Geometry

1) Now that we've got the similar triangle result from (: Josh Random Triangle letter , followed by Jim Tanton's essay on breaking a stick into three parts to create a triangle ) to work with here's a classic geometry theorem whose proof involves similar triangles (it's one of several cases collectively called the "Power of a Point" Theorem). Let A be a point inside a circle and draw any two lines through A cutting the circle at points B, C, D and E (see figure below). Using similar triangles show that |AB| x |AE| = |AC| x |AD|. Hint - find two similar triangles by adding a few chords (and show the angle equality you need by thinking about a few more chords). Note that here we're using a fairly standard notation |AB| to stand for the length of the line segment AB (to distinguish between the actual line segment itself, and its length - often texts will write AB with a bar over top to mark the segment itself, and then reserve AB to stand for its actual length, but other texts use AB to stand for both).

2) Continuing this theme, prove that this also holds when the point is outside of the circle, i.e. that |AB| x |AE| = |AC| x |AD| in the following diagram as well (it's almost the same proof as the one in the previous problem - you just need to find two similar triangles involved for this set-up (again draw in a few more chords, and then track angles around to show that you're actually dealing with similar triangles):

3) And here's one more problem that's quite tricky using similar triangles... (don't despair if this one eludes you - it's really quite a challenge!) First, let ABC be any triangle, and let D be the point on segment BC so that AD is the angle bisector of the angle at vertex A (i.e. the two angles marked "alpha" are equal in the figure below).

Now prove that the ratio of the lengths of the triangle sides AB to AC is equal to the ratio of the lengths of segment BD to DC (i.e. |AB| / |AC| is equal to |BD| / |DC|). This is a pretty challenging problem, and so here's a relatively big hint as to how to get started with this problem if you need it - but note that there are several ways to prove this, so you might find something quite different from this. 4) And a last similar triangle problem for you - this was shared with the rest of the teachers in a Capstone course recently - it's tricky but doable if you look for as many similar triangle pairs as possible - and as you go through the algebra you'll notice that one of the variables essentially disappears- good luck! You'll need to work with the lengths of CE and EB along the way - call them X and Y to start with! You are asked to find the length of AD given the other two lengths that are marked, along with the fact that DE is parallel to AB, and FE is parallel to DB.

5) Pythagorean Proof Party time! For this question I'd like you to find your favorite Pythagorean proof and please be prepared to share this favorite Pythagorean proof. Please find an image or some other electronic file/video that you can share with others please type up a short description of your chosen proof highlighting why you think it's special try to convince the others of your choice as being the best/most elegant/coolest/etc. 6) As a last part of your Pythagorean Theorem sleuthing find out which U.S. president came up with a proof of the Pythagorean Theorem, and under what circumstances. 7) Here's a bit more about the classic book by E.A.Abbott written over a century ago titled "Flatland" - it's all about what life would be like if we lived in two dimensions instead of in three please write a comment about the aspect of Flatland that you considered most surprising or peculiar - or just a note about the social aspects of the Flatland society! 8) Continuing with the idea of passing a 3D object through Flatland (i.e. through a plane), consider what would happen if a pyramid (such as one of the classic Egyptian square based pyramids) passed through a two dimensional plane.

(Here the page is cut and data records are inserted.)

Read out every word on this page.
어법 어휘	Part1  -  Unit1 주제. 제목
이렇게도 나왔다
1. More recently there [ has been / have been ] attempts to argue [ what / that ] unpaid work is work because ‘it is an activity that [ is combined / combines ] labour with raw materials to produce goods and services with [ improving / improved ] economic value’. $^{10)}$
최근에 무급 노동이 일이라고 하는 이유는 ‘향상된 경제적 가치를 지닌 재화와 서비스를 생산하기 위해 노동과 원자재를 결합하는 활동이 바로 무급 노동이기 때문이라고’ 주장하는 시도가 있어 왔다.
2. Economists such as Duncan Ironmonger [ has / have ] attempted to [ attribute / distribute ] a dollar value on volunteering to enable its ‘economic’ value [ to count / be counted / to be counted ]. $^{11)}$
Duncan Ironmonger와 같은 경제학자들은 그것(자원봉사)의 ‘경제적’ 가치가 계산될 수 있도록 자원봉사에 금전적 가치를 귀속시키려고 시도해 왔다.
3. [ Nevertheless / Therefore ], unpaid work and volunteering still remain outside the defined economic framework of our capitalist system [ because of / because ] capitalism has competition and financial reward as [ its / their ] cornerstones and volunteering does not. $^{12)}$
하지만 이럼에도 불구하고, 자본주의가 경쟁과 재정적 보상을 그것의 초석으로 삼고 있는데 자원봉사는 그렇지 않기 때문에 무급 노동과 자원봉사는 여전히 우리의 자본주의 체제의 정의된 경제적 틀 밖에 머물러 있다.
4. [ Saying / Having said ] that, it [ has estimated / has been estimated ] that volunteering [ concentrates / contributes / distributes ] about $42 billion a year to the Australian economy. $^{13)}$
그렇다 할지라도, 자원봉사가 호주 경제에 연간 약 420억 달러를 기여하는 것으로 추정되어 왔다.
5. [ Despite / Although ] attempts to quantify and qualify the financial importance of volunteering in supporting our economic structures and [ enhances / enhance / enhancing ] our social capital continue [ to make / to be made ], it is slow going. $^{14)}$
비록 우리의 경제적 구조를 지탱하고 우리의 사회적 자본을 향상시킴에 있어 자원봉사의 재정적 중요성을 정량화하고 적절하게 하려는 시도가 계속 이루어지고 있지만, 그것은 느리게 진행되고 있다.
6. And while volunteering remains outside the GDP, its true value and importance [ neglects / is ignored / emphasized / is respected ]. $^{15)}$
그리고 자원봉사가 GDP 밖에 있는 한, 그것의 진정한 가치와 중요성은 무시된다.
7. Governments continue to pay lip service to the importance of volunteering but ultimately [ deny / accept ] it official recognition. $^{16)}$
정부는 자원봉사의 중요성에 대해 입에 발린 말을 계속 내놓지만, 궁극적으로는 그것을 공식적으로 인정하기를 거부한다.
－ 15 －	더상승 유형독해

The figures that would appear would vary depending on the orientation of the pyramid as it's being passed through the plane. Draw a snapshot sequence of three different possible pass-throughs (similar to the three different pass-on cube - see the cubes passing through Flatland (Links to an external site.) Links to an external site. website for inspiration). Each of your snapshot sequences

should show at least five images so that it's clear that you've figured out how the pyramid would look all the way through the pass through.